Hey guys, let's do an example. 2 submarines approach 1 another underwater. Sub 1 emits a sonar pulse at 1 times 10 to the 3 Hertz which travels from sub 1 towards sub 2 is then reflected off of sub 2 travelling back to sub 1. If the speed of sound in water is 1500 meters per second, sub 1 is approaching sub 2 at a speed of 18 meters per second and sub 2 is approaching sub 1 at a speed of 15 meters per second, what frequency to sub 2 detect the sonar pulse at? What frequency does sub 1 detect the reflected sonar pulse at? So I'll break these up into questions A and questions B. Question A is what frequency does sub 2 detect the pulse emitted by sub 1 at? So here's 1 sub, here's the seconds sub my crappy subs, sub 1 is moving towards sub 2 at 18 meters per second. Sub 2 is moving towards sub 1 at 15 meters per second and sub 1 is emitting sound towards sub 2. So we have the source, we have the detector. The source is sub 1, the detector is sub 2. So the detected frequency is going to be V plus VD over V plus VS FS. Now the speed of sound is just going to be 1500 just like the problem says 1500 meters per second, the question is what are the signs going to be and it's emitted at 100 Hertz. What are the signs and values going to be for our velocities for the detector and source? The source is sub 1 so clearly the source should be 18 but is it plus or minus? The detector is sub 2 so clearly this should be 15 for the detective speed but is it plus or minus? Don't forget the coordinate system. The detector's at the origin and you draw a line from the detector to the source and that's the positive direction. So the detector is moving towards the source so that's positive, the source is moving towards the detector so that is negative and all of this equals a detected frequency of 1022 Hertz. So this is the frequency that sub 2 detects the sonar pulse from sub 1 at.

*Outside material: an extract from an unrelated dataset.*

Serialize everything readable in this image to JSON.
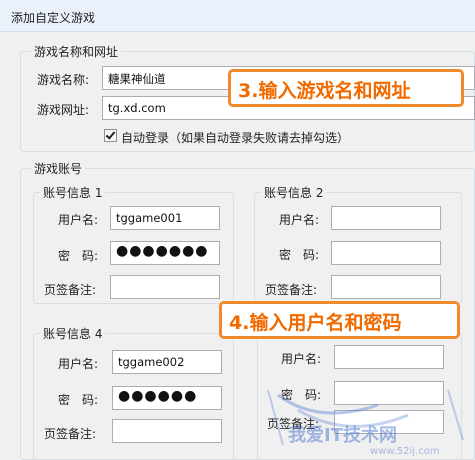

Now part B, same problem but now sub 2 sub 1, this one's moving at 18 still this one's moving at 15 still, but now sub 2 is acting like the source because those sonar waves are bouncing off of sub 2 and heading back towards sub 1. Remember that sound that any wave was reflected off of any surface at the same frequency so this is exactly like this sub emitting a sound at 1022 Hertz that's exactly the set up to the problem. So the detected sound is V plus VD, V plus VS FS but our detector and our source have flipped. Now sub 2 is the source and sub 1 is the detector. So this is still going to be 1500 plus some speed, some velocity. This is still going to be 1500 plus some velocity but now the source frequency is 1022 Hertz. And our coordinate system has sub 2 on the right, sub 1 on the left and remember that the coordinate system's from the detector to the source is positive so the detector's velocity is positive this is plus 15, oh sorry, this is the source I got these backwards. I had also gotten this one backwards but it still worked because the mirror image looks the same. In this case, the detector is truly on the right and the source is on the left if I were to flip this around you would see sub 2 is the detector, sub 1 is the source. This is positive they're moving towards each other the detector speed is still positive, the source speed is still negative so it worked out the exact same way the detector is moving towards the source, source is moving towards the detector so you get that same thing but now the detector sub 1 so this is plus 18. The source is sub 2 so this is minus 15 and plugging this all in we get 1045 Hertz. This is how sonar works. Sub 1 emitted a pulse at 1000 Hertz and received the pulse back at 1045 Hertz because that sub knows its own speed it can use this exact equation to find the speed of the other sub based on how large that Doppler shift is. So this is how sonar for submarines work. Alright guys, that wraps up this problem. Thanks for watching.